Saving lives

by Josh Fraser on September 24, 2012

I finally got around to reading the Steve Jobs biography by Walter Isaacson that’s been sitting on my bookshelf for months. It’s a great read and I’ve found myself captivated by the stories and lessons that can be found in Steve Jobs’ life. One story in particular jumped out at me:

One day Jobs came into the cubicle of Larry Kenyon, an engineer who was working on the Macintosh operating system, and complained that it was taking too long to boot up. Kenyon started to explain, but Jobs cut him off. “If it could save a person’s life, would you find a way to shave ten seconds off the boot time? he asked. Kenyon allowed that he probably could.
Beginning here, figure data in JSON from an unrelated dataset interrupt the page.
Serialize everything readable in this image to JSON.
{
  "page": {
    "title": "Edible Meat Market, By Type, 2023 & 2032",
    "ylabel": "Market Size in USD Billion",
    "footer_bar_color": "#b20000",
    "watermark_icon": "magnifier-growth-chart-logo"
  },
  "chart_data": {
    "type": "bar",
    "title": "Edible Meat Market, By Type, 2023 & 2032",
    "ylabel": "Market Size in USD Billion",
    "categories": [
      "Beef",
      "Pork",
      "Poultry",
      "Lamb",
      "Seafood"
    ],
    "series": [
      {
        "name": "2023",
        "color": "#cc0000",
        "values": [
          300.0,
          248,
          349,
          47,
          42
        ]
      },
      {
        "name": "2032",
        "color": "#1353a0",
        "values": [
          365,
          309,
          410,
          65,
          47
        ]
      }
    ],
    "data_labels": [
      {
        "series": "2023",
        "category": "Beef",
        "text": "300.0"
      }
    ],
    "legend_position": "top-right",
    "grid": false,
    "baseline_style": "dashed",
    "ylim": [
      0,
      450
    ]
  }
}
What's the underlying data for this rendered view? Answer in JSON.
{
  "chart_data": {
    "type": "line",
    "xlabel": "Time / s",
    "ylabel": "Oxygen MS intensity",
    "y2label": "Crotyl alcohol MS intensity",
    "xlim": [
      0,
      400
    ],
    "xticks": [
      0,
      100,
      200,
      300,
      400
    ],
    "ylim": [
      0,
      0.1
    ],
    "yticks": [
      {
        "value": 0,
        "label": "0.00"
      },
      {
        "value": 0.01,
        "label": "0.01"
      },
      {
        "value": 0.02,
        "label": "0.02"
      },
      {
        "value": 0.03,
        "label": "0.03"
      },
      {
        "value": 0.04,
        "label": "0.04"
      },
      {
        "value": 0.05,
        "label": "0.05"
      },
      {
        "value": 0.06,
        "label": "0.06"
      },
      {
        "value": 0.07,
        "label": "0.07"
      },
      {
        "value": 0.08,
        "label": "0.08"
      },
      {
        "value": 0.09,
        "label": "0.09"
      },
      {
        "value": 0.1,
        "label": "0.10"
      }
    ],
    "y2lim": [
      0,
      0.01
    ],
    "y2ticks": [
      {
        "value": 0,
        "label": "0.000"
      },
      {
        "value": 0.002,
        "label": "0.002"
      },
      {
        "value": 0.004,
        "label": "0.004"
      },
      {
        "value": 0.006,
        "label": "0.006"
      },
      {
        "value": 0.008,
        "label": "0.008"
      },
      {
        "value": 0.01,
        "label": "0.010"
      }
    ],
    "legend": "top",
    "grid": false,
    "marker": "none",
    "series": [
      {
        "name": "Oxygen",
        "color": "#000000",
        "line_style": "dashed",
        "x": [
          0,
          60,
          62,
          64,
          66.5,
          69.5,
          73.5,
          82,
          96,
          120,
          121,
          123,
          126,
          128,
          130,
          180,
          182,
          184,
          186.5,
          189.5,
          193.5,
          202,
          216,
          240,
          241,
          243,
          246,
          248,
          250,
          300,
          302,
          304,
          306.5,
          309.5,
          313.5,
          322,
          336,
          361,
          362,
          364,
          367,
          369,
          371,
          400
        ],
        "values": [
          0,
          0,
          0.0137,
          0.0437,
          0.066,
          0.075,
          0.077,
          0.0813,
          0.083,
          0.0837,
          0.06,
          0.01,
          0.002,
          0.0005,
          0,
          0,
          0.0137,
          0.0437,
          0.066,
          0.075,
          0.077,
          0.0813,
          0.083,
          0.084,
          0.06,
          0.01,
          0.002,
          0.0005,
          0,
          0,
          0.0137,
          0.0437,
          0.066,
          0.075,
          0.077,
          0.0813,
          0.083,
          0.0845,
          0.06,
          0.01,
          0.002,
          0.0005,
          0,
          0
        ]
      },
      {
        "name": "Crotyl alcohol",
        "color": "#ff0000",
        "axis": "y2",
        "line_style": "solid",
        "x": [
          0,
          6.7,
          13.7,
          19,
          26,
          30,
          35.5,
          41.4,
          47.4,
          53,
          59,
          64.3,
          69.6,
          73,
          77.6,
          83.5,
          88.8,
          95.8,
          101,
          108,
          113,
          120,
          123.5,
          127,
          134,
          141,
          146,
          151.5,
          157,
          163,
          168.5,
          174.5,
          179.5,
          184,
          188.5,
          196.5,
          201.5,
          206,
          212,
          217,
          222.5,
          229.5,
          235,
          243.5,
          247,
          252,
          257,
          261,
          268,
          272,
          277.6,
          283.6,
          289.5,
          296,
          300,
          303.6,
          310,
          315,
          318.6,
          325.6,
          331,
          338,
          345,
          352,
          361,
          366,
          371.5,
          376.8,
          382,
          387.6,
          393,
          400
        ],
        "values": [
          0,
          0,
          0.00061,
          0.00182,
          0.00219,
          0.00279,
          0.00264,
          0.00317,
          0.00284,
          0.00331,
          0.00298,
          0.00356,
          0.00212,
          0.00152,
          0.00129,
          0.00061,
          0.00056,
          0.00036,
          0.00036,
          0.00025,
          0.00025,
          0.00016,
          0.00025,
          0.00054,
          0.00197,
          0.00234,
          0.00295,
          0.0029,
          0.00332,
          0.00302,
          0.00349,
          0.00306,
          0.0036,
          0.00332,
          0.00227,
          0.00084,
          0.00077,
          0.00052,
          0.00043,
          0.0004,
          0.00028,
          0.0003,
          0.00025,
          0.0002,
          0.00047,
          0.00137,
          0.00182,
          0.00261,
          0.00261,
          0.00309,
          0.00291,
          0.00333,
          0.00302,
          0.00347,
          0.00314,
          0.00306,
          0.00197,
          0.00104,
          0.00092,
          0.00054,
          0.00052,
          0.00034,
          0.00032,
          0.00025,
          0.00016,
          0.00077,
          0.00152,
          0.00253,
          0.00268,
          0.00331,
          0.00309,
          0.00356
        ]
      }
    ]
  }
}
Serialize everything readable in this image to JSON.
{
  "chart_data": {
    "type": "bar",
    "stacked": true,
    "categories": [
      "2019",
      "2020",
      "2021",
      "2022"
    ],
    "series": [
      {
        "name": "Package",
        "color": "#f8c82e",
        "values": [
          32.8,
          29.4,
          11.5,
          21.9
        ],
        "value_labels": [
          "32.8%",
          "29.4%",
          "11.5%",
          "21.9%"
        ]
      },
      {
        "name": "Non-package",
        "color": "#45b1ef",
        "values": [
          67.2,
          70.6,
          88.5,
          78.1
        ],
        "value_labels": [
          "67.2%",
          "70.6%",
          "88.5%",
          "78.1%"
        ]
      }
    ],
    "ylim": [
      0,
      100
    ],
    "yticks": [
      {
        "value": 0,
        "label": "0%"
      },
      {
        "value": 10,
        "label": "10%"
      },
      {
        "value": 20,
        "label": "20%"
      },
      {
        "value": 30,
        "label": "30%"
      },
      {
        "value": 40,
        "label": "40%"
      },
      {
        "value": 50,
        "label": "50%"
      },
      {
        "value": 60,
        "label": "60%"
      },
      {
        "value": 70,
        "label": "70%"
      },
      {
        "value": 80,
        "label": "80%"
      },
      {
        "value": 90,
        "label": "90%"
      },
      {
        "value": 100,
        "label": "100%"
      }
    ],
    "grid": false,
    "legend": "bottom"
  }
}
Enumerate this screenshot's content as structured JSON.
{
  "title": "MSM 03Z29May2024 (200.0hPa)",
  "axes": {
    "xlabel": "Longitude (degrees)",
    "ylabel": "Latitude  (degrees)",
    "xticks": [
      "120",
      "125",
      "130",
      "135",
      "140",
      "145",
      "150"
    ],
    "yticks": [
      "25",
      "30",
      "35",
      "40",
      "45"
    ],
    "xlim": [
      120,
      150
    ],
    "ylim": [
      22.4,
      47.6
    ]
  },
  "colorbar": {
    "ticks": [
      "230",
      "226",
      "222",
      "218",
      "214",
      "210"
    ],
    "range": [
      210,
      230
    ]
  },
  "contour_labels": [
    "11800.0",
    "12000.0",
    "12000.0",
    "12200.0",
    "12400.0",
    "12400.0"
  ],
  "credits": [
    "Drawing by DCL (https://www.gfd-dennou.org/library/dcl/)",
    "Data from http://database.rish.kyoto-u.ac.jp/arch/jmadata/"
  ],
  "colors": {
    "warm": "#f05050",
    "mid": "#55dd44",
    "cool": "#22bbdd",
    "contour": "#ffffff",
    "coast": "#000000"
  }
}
Jobs went to a whiteboard and showed that if there were five million people using the Mac, and it took ten seconds extra to turn it on every day, that added up to three hundred million or so hours per year that people would save, which was the equivalent of at least one hundred lifetimes saved per year. “Larry was suitably impressed, and a few weeks later he came back and it booted up twenty-eight seconds faster,” Adkinson recalled. “Steve had a way of motivating by looking at the bigger picture.”

At Torbit, we believe that speed really matters. We have a simple, but audacious goal. We think the internet is too slow and we’re doing our best to fix it. It’s humbling to think about the collective amount of time (and lives) we’ve already helped save. It’s the reason why we founded this company. It’s the motivation behind what we do every day.